Mesmo que os dados sejam verdadeiros, a impossibilidade de se erradicar ou mesmo reduzir uma infração jamais pode servir de argumento para a liberação da mesma. Ou TODOS os crimes teriam que ser legalizados. Mas é certo que nossa política de repressão está longe de causar o resultado desejado. Só que não temos como avaliar isso sem remover tal repressão e correr o risco de uma verdadeira hecatombe narcótica social. O exemplo da Holanda, por sinal, tem recentemente se virado contra os defensores da legalização, e mesmo assim, lá, somente a mais leve das drogas foi liberada, e ainda assim com restrições. Mas como já analisei em A Droga da Incoerrência, há um motivo bem mais provável para a ineficiência de nossas legislações sobre o assunto, que é o fato de que a mais devastadora de todas as drogas, o álcool, que sozinho causa muito mais dano que todas as drogas ilícitas combinadas, por ser não só permitido como incentivado, mina na base a própria moralidade da proibição das demais drogas, por gerar uma inconsistência nas atitudes da sociedade perante as drogas lícitas e ilícitas.
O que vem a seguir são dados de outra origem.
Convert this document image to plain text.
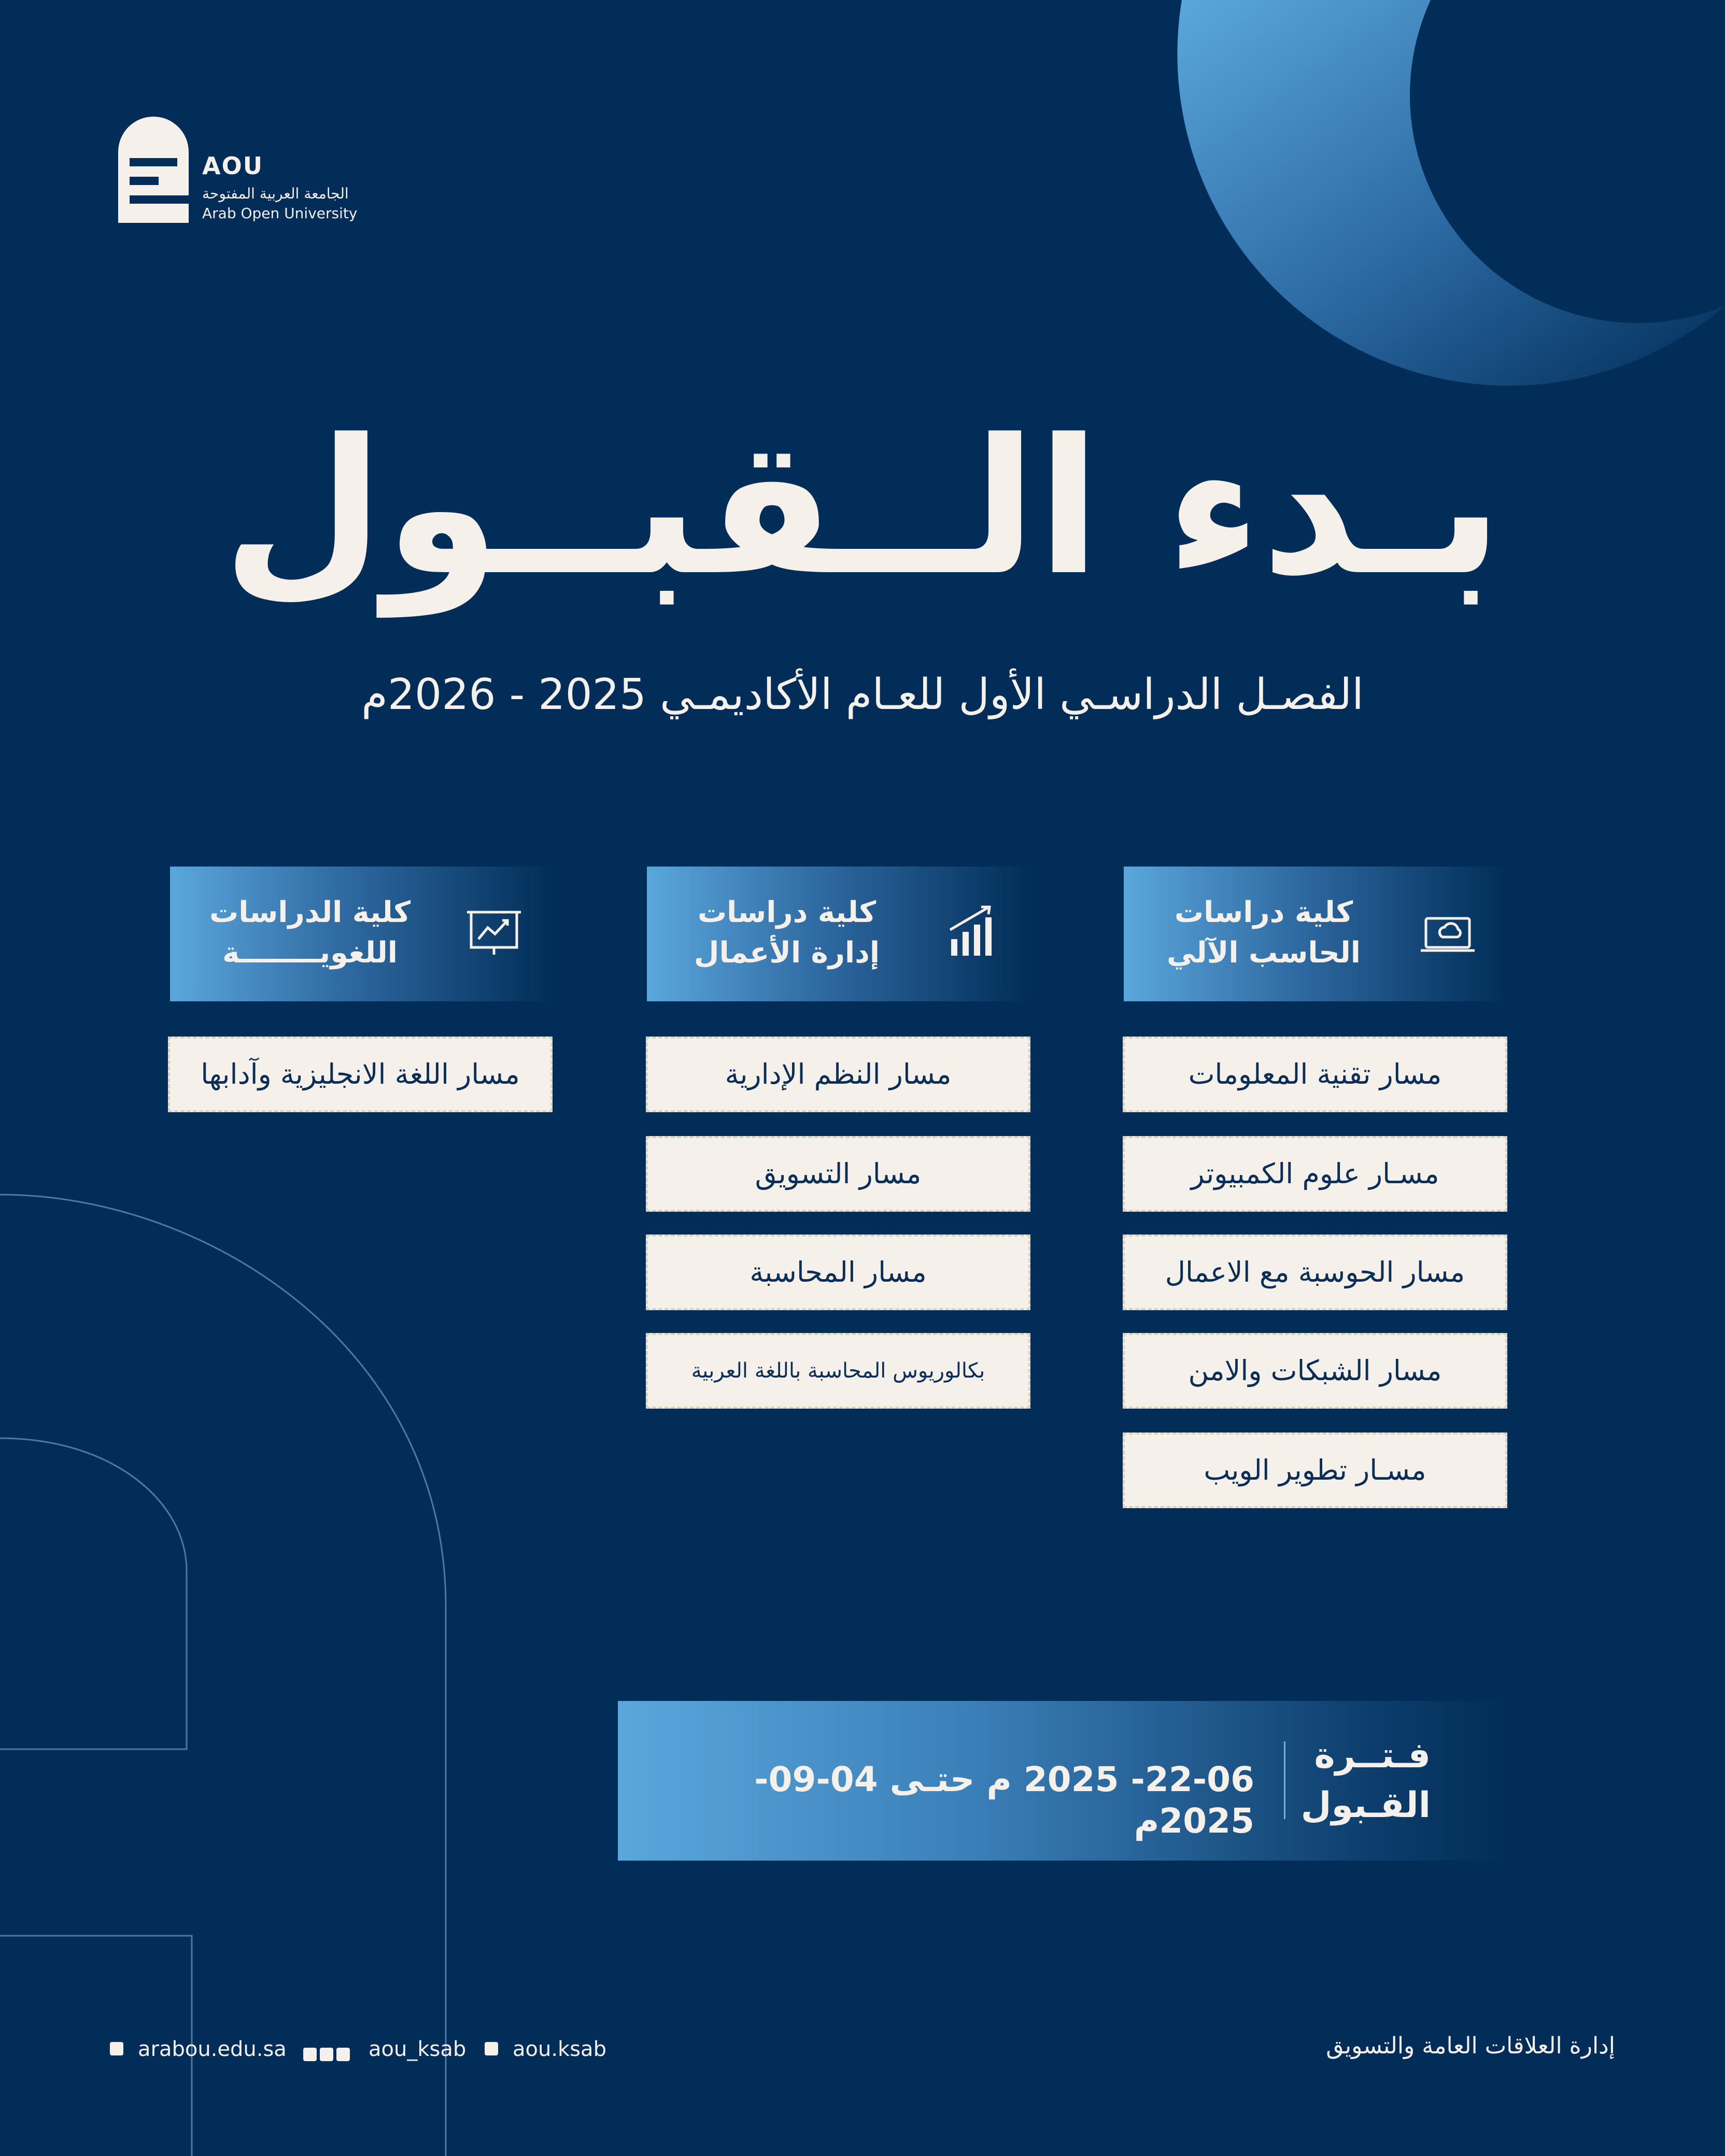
AOU
الجامعة العربية المفتوحة
Arab Open University
بـدء الــقبــول
الفصـل الدراسـي الأول للعـام الأكاديمـي 2025 - 2026م
كلية دراسات الحاسب الآلي
كلية دراسات إدارة الأعمال
كلية الدراسات اللغويــــــــة
مسار تقنية المعلومات
مسـار علوم الكمبيوتر
مسار الحوسبة مع الاعمال
مسار الشبكات والامن
مسـار تطوير الويب
مسار النظم الإدارية
مسار التسويق
مسار المحاسبة
بكالوريوس المحاسبة باللغة العربية
مسار اللغة الانجليزية وآدابها
فـتــرة القـبول
22-06- 2025 م حتـى 04-09- 2025م
إدارة العلاقات العامة والتسويق
arabou.edu.sa	aou_ksab	aou.ksab
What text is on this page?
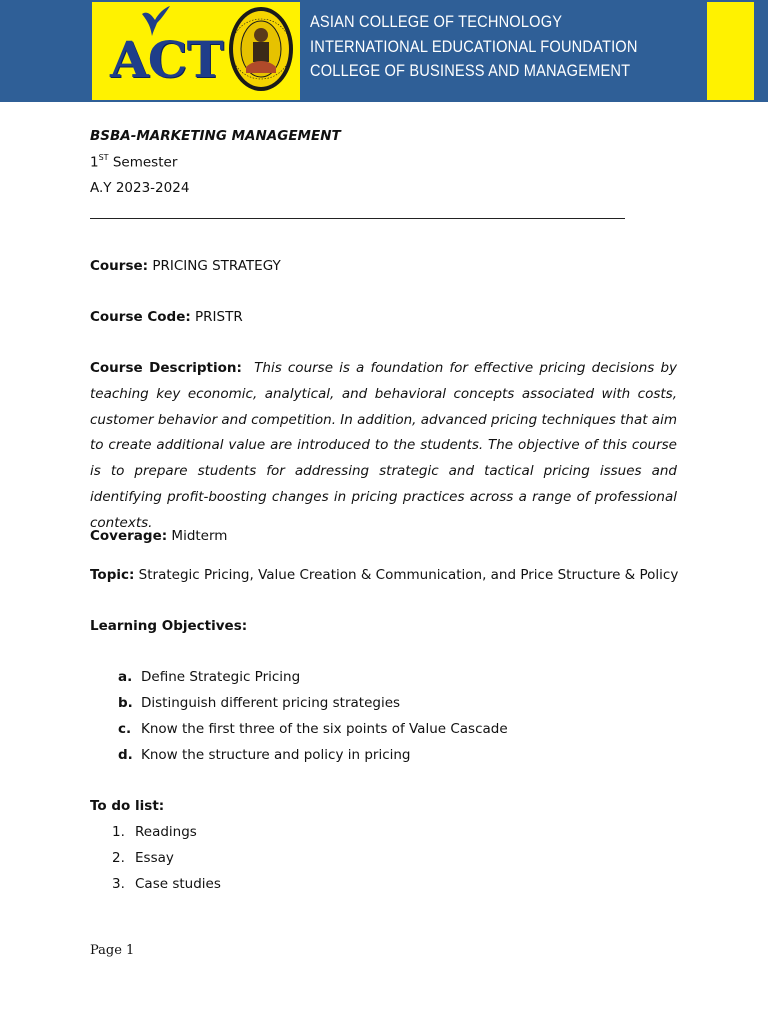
ACT
ASIAN COLLEGE OF TECHNOLOGY
INTERNATIONAL EDUCATIONAL FOUNDATION
COLLEGE OF BUSINESS AND MANAGEMENT
BSBA-MARKETING MANAGEMENT
1ST Semester
A.Y 2023-2024
Course: PRICING STRATEGY
Course Code: PRISTR
Course Description: This course is a foundation for effective pricing decisions by teaching key economic, analytical, and behavioral concepts associated with costs, customer behavior and competition. In addition, advanced pricing techniques that aim to create additional value are introduced to the students. The objective of this course is to prepare students for addressing strategic and tactical pricing issues and identifying profit-boosting changes in pricing practices across a range of professional contexts.
Coverage: Midterm
Topic: Strategic Pricing, Value Creation & Communication, and Price Structure & Policy
Learning Objectives:
a. Define Strategic Pricing
b. Distinguish different pricing strategies
c. Know the first three of the six points of Value Cascade
d. Know the structure and policy in pricing
To do list:
1. Readings
2. Essay
3. Case studies
Page 1
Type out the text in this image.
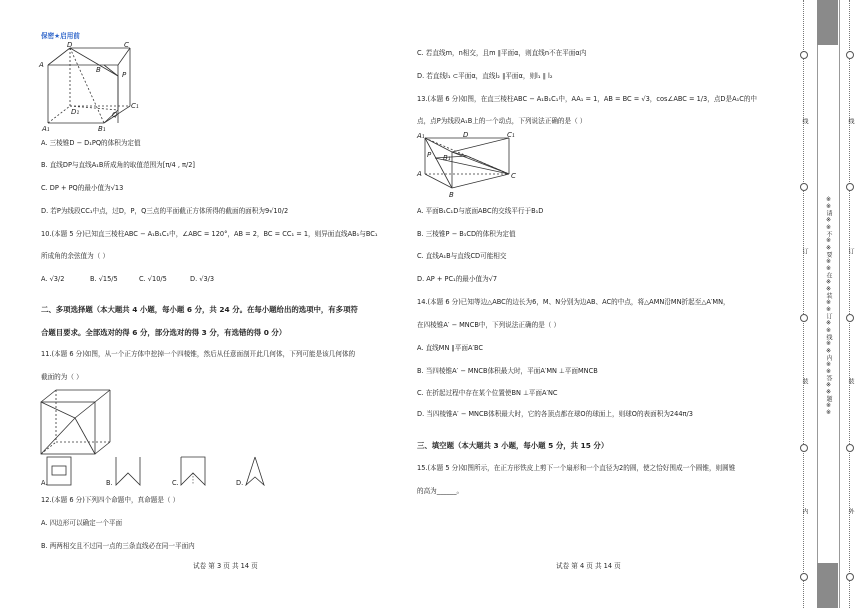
保密★启用前
D	C
A
B
P
D₁
C₁
Q
A₁	B₁
A. 三棱锥D − D₁PQ的体积为定值
B. 直线DP与直线A₁B所成角的取值范围为[π/4 , π/2]
C. DP + PQ的最小值为√13
D. 若P为线段CC₁中点，过D，P，Q三点的平面截正方体所得的截面的面积为9√10/2
10.(本题 5 分)已知直三棱柱ABC − A₁B₁C₁中，∠ABC = 120°，AB = 2，BC = CC₁ = 1，则异面直线AB₁与BC₁
所成角的余弦值为（ ）
A. √3/2	B. √15/5	C. √10/5	D. √3/3
二、多项选择题（本大题共 4 小题，每小题 6 分，共 24 分。在每小题给出的选项中，有多项符
合题目要求。全部选对的得 6 分，部分选对的得 3 分，有选错的得 0 分）
11.(本题 6 分)如图，从一个正方体中挖掉一个四棱锥，然后从任意面剖开此几何体，下列可能是该几何体的
截面的为（ ）
A.	B.	C.	D.
12.(本题 6 分)下列四个命题中，真命题是（ ）
A. 四边形可以确定一个平面
B. 两两相交且不过同一点的三条直线必在同一平面内
试卷 第 3 页 共 14 页
C. 若直线m，n相交，且m ∥平面α，则直线n不在平面α内
D. 若直线l₁ ⊂平面α，直线l₂ ∥平面α，则l₁ ∥ l₂
13.(本题 6 分)如图，在直三棱柱ABC − A₁B₁C₁中，AA₁ = 1，AB = BC = √3，cos∠ABC = 1/3，点D是A₁C的中
点，点P为线段A₁B上的一个动点，下列说法正确的是（ ）
A₁	D	C₁
B₁
P
A	C
B
A. 平面B₁C₁D与底面ABC的交线平行于B₁D
B. 三棱锥P − B₁CD的体积为定值
C. 直线A₁B与直线CD可能相交
D. AP + PC₁的最小值为√7
14.(本题 6 分)已知等边△ABC的边长为6，M、N分别为边AB、AC的中点，将△AMN沿MN折起至△A′MN，
在四棱锥A′ − MNCB中，下列说法正确的是（ ）
A. 直线MN ∥平面A′BC
B. 当四棱锥A′ − MNCB体积最大时，平面A′MN ⊥平面MNCB
C. 在折起过程中存在某个位置使BN ⊥平面A′NC
D. 当四棱锥A′ − MNCB体积最大时，它的各顶点都在球O的球面上，则球O的表面积为244π/3
三、填空题（本大题共 3 小题，每小题 5 分，共 15 分）
15.(本题 5 分)如图所示，在正方形铁皮上剪下一个扇形和一个直径为2的圆，使之恰好围成一个圆锥，则圆锥
的高为______。
试卷 第 4 页 共 14 页
线
订
装
内
※※请※※不※※要※※在※※装※※订※※线※※内※※答※※题※※
线
订
装
外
5 – POSSIBILITAR O ACESSO A INFORMAÇÃO VERDADEIRA E A RIQUEZA DA EDUCAÇÃO
Um mundo de desinformação sobre drogas e uso de drogas é engendrado pelos ignorantes e preconceituosos burocratas da política e por alguns meios de comunicação que vendem mitos e mentiras para benefício próprio. Isto cria muito dos riscos e dos perigos associados com o uso de drogas. A legalização ajudaria a disseminar informação aberta, honesta e verdadeira aos usuários e aos não-usuários para ajudar-lhes a tomar decisões de usar ou não usar e de como usar. Poderíamos começar a pesquisar novamente as drogas atualmente ilícitas e descobrir todos seus usos e efeitos – positivos e negativos.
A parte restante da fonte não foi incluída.